Even the rookie homebuyer knows spring and fall are the busiest times of the year for residential sales, but with brokerages pulling in record sales in traditionally slow months like January and July, those seasonal highs and lows may be out of sync.
“One thing that’s changed so much in the past couple of years is that the traditional selling cycles of busy in the spring and slow in the summer have really gone by the wayside,” says Jim Gricar, executive vice president and managing director of sales for Brown Harris Stevens. He discussed the shift in real estate cycles, caused by interest rates and inventory, in a recent Real Deal Webcast.
“What we’ve seen instead is what I call mini-cycles. Prices and activity spiking and then hitting a bit of a valley multiple times through the year, sometimes multiple times throughout the quarter,” Gricar says.
Other brokers also say they’re seeing the seasonal sales phenomenon fade.
“I can’t tell you why, but seasonality seems to have gone away,” says Adrienne Albert, president of the Marketing Directors. “The big months didn’t get less big, but the slow months have gotten less slow.”
All of this didn’t happen overnight, says Albert, but has instead been a more gradual process happening over the last four to five years. According to Tara Hogan, the Marketing Directors’ vice president for research, in 2003, winter and summer together accounted for around 25 percent of the year’s total sales. By 2006, she explains, those differences in seasons had flattened, with each season accounting for approximately 25 percent of the total annual sales.
Still, brokers agree that certain factors — most often, cold weather and holidays — will always slow down real estate activity. In March, the National Association of Realtors said sales volume in February was particularly low because of cold weather.
The period between Thanksgiving and New Year’s also sees less activity. But in recent years, according to Bill Ross, Halstead’s executive director of sales in Brooklyn, that downtime has made January the best month of the year. “Six to eight weeks of pent-up sales creates a lot of demand,” he says.
While brokers have long counted on a seasonal pattern, statistics show it hasn’t existed — at least in recent years. An examination of quarterly sales data from Miller Samuel shows that the past seven years fail to exhibit seasonal increases in both the second and fourth quarters. In fact, in 2000, 2001 and 2006, there was a decrease in the number of sales in the second quarter when compared to the previous quarter. In 2002, 2003, 2004 and 2005, there was a decrease in the number of sales in the fourth quarter when compared to the third.
Albert says the spring and fall sales peaks were more pronounced years ago when many families timed their moves to correspond with the school calendar. In Manhattan, the school year is less of a factor considering more than half of heads of households in the borough are single. Albert also points out that urban, wealthy buyers send their kids to private schools, so a mid-school year move wouldn’t necessarily require changing schools.
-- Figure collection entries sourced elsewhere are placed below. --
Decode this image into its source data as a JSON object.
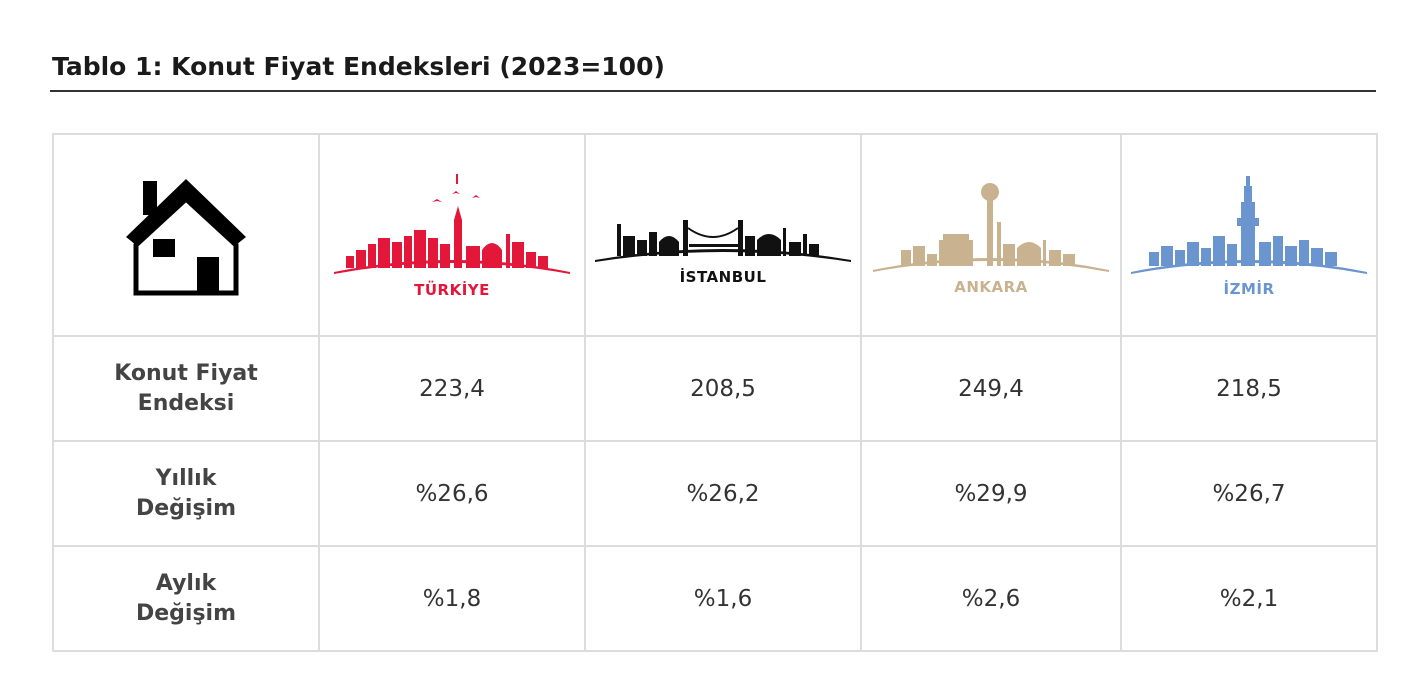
{
  "title": "Tablo 1: Konut Fiyat Endeksleri (2023=100)",
  "colors": {
    "turkiye": "#e2173a",
    "istanbul": "#111111",
    "ankara": "#c9b28f",
    "izmir": "#6a95cf"
  },
  "header": {
    "icon": "house-icon",
    "cities": [
      {
        "name": "TÜRKİYE",
        "icon": "turkiye-skyline-icon"
      },
      {
        "name": "İSTANBUL",
        "icon": "istanbul-skyline-icon"
      },
      {
        "name": "ANKARA",
        "icon": "ankara-skyline-icon"
      },
      {
        "name": "İZMİR",
        "icon": "izmir-skyline-icon"
      }
    ]
  },
  "rows": [
    {
      "label_line1": "Konut Fiyat",
      "label_line2": "Endeksi",
      "values": [
        "223,4",
        "208,5",
        "249,4",
        "218,5"
      ]
    },
    {
      "label_line1": "Yıllık",
      "label_line2": "Değişim",
      "values": [
        "%26,6",
        "%26,2",
        "%29,9",
        "%26,7"
      ]
    },
    {
      "label_line1": "Aylık",
      "label_line2": "Değişim",
      "values": [
        "%1,8",
        "%1,6",
        "%2,6",
        "%2,1"
      ]
    }
  ]
}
In Brooklyn, brokers echo Albert’s statements. Ross says Halstead has also seen less of a slowdown in the usually sleepy months of November and December. This past December, he points out, attendance at his open houses was 25 to 35 percent higher than in previous years.
One possible explanation for a busier December, Ross speculates, is that Wall Streeters often find out in December the amount of their January bonuses. Once they know what they can afford to buy, they start looking at properties.
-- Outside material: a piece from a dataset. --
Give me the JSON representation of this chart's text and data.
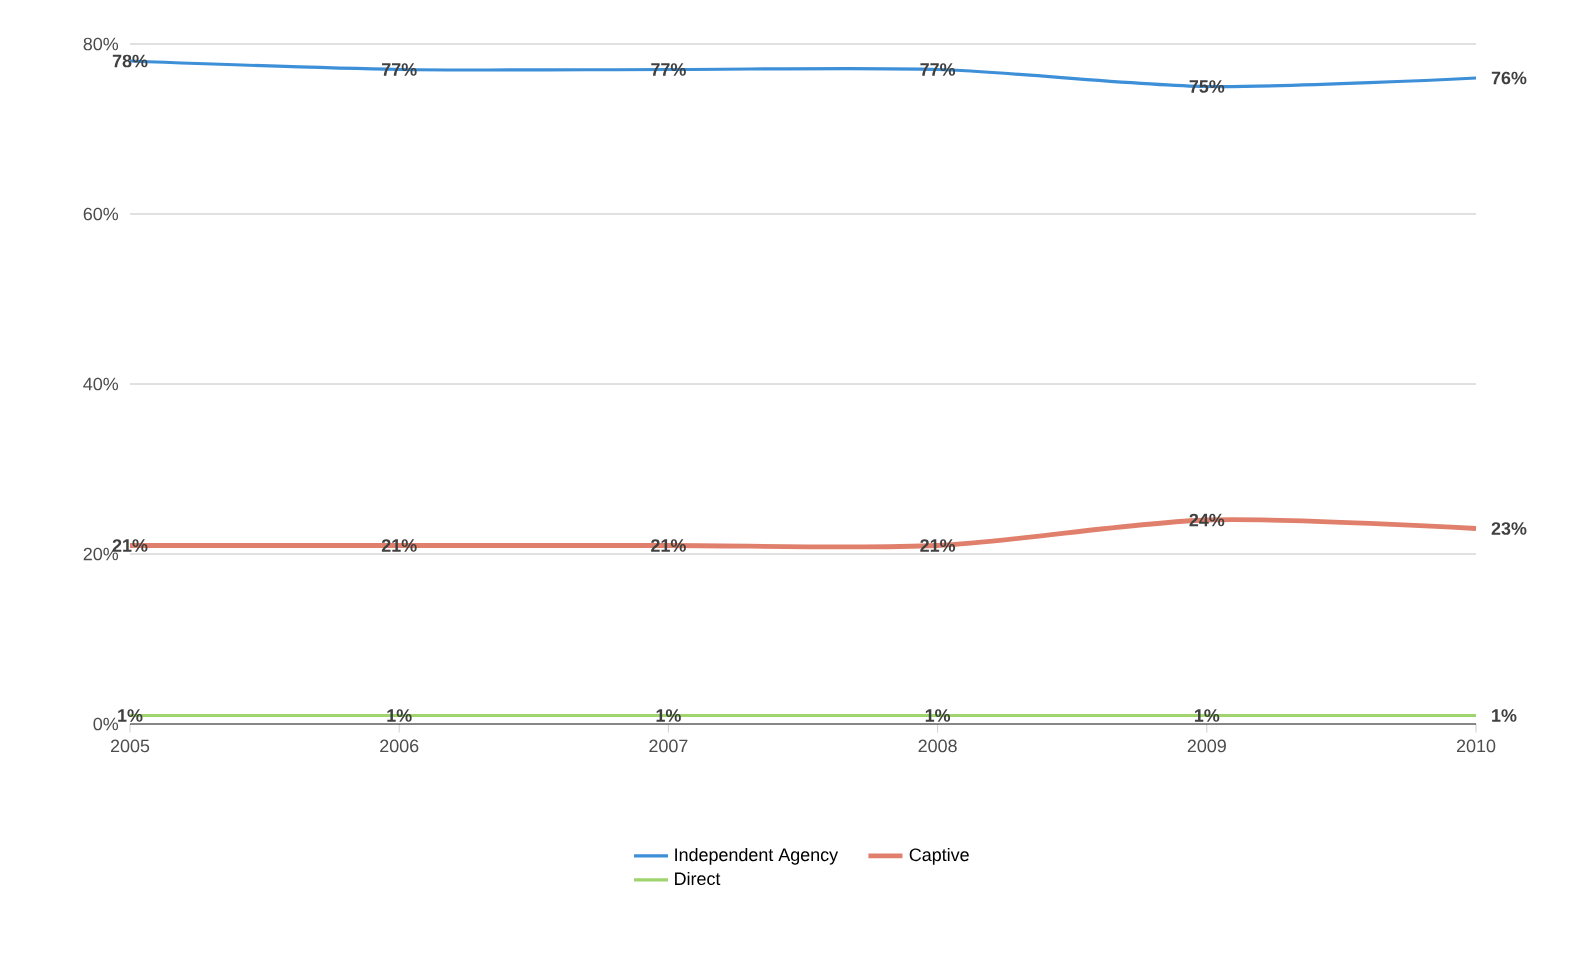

That explains increased activity over the holidays, but what about the rest of the year? “There’s an argument to be made that during the housing boom, the proverbial two-hump camel [the ‘humps’ being sales spikes in spring and fall] started fading,” says Jonathan Miller, president of appraisal firm Miller Samuel. “Swings in interest and mortgage rates caused the high season to extend and we had some record summers.”
Record off-seasons have forced marketers to stretch their advertising budgets beyond spring and fall. “You’re thinking more about all 12 months instead of just March and September,” says Albert.
And just because buyers aren’t physically attending certain open houses doesn’t mean they aren’t actively searching for a home. With the Internet, says Albert, “you can reach buyers anytime, anywhere.”